两人面对,甚至清晰可看见对方脸上一丝一毫的神色变化。
“你居然还能硬抗住!”余谦然讶异。
萧子川脸上居然一丝汗迹都没有,好似全无压力般!
“昨晚宴会上,你躲在女人身后这才逃过一劫,今天我倒是要看看,你还能躲在哪个女人身后!”
余谦然讶异一闪便逝,随即脚步再往前踏出。
一声砰然响起后,他体内灵泉涌出,势若江海,悬浮在他的头顶。
浪涛卷动,强势漫向萧子川头顶,要化作萧子川的天,威逼萧子川下跪臣服!
轰!
巨浪由三尺之地涌来,吞天噬地,横推到萧子川身前时,却如遇到一层无形屏障,反噬而回,卷起千堆雪,万重浪!
“你!”余谦然皱眉,开始正视眼前之人。
“这就是你能给我的最大压力吗。”萧子川仍旧负手,一笑淡然。
“别狂妄!我会再给你惊喜的!”余谦然面色一沉。
“不必了。你的极限我已经看到。”萧子川盯着对方,语气冷漠:
“而且,你这张脸,我不想再看见。更不想让它再进一寸一厘。”
“找死!”余谦然大怒。
他才想往前再进一步,一股与他之前施加在萧子川身上一般无二的压迫感,忽得自对面逆袭而回。

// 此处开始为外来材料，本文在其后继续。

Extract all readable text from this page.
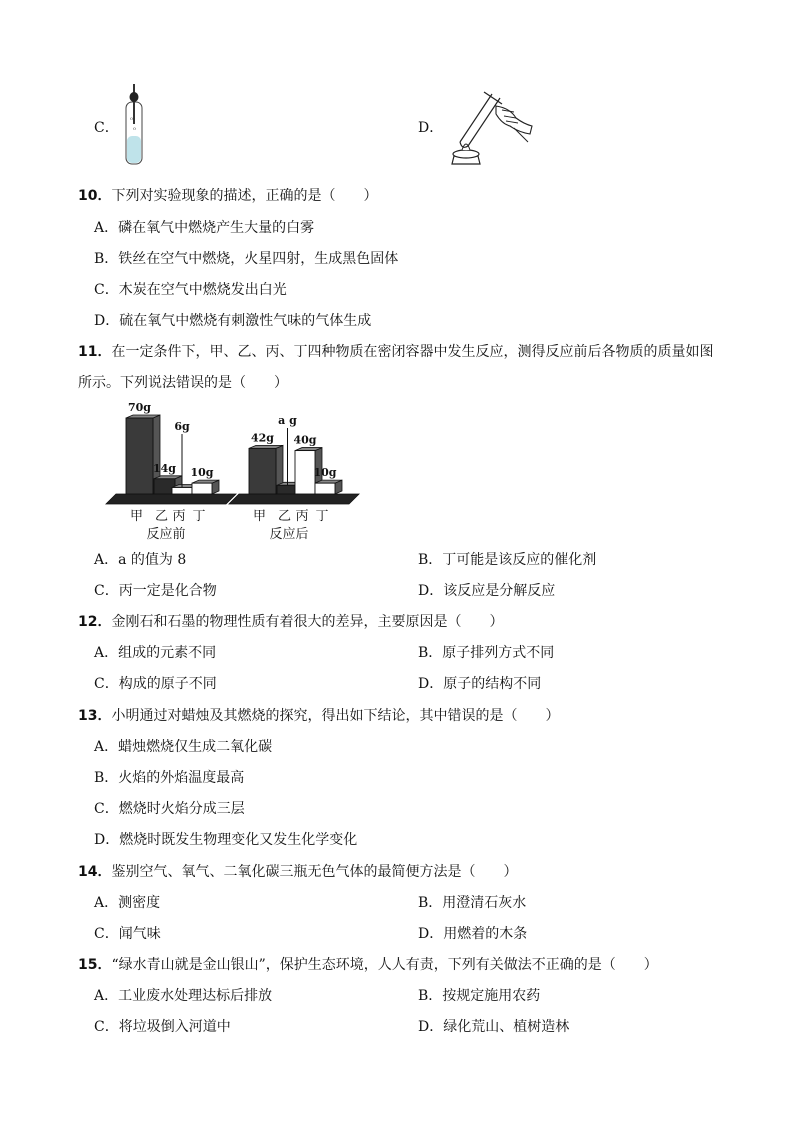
C．
o
o	D．
10．下列对实验现象的描述，正确的是（　　）
A．磷在氧气中燃烧产生大量的白雾
B．铁丝在空气中燃烧，火星四射，生成黑色固体
C．木炭在空气中燃烧发出白光
D．硫在氧气中燃烧有刺激性气味的气体生成
11．在一定条件下，甲、乙、丙、丁四种物质在密闭容器中发生反应，测得反应前后各物质的质量如图
所示。下列说法错误的是（　　）
70g
14g
6g
10g
甲 乙 丙 丁
反应前
42g
a g
40g
10g
甲 乙 丙 丁
反应后
A．a 的值为 8	B．丁可能是该反应的催化剂
C．丙一定是化合物	D．该反应是分解反应
12．金刚石和石墨的物理性质有着很大的差异，主要原因是（　　）
A．组成的元素不同	B．原子排列方式不同
C．构成的原子不同	D．原子的结构不同
13．小明通过对蜡烛及其燃烧的探究，得出如下结论，其中错误的是（　　）
A．蜡烛燃烧仅生成二氧化碳
B．火焰的外焰温度最高
C．燃烧时火焰分成三层
D．燃烧时既发生物理变化又发生化学变化
14．鉴别空气、氧气、二氧化碳三瓶无色气体的最简便方法是（　　）
A．测密度	B．用澄清石灰水
C．闻气味	D．用燃着的木条
15．“绿水青山就是金山银山”，保护生态环境，人人有责，下列有关做法不正确的是（　　）
A．工业废水处理达标后排放	B．按规定施用农药
C．将垃圾倒入河道中	D．绿化荒山、植树造林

与他身上散发出的气势对撞在一起,暴出了滔天气劲,横扫四方。
蹬蹬!
被这股巨力所推,余谦然一退再退,一连退出九步,才猛得止住了脚步。
他既惊,又怒,目光朝前射去。
但见,那道熟悉人影一如之前,淡然而立,非但没有退一步,就连站姿,与之前也一模一样。
方才的气势对撞,居然没能撼动他一丝一毫!
“这怎么可能!”
余谦然错愕惊呼,陡然想起昨晚宴会上武师姐气劲分开他与萧子川的一幕,与眼前场景,是何等的相似,莫非······
“昨晚武师姐并没有刻意偏袒萧子川?”
余谦然心底才溢出这个念头,一股更为雄浑的气势,再由他对面横推而来,比之方才那股气势,居然足足翻了一倍!
砰!
余谦然强行按下心头惊骇,聚起全身力量,翻掌前推,打出两股冰流,欲阻骇人气劲。
咔嚓!
噗嗤!
雄浑气劲所向披靡,甫一接触冰流,便是摧枯拉朽,宛若无物,直接轰在了余谦然身上。
砰!
余谦然当场吐血,被气劲横推着倒滑而出,直退出十丈开外,才膝盖一软,重重跪在了地上。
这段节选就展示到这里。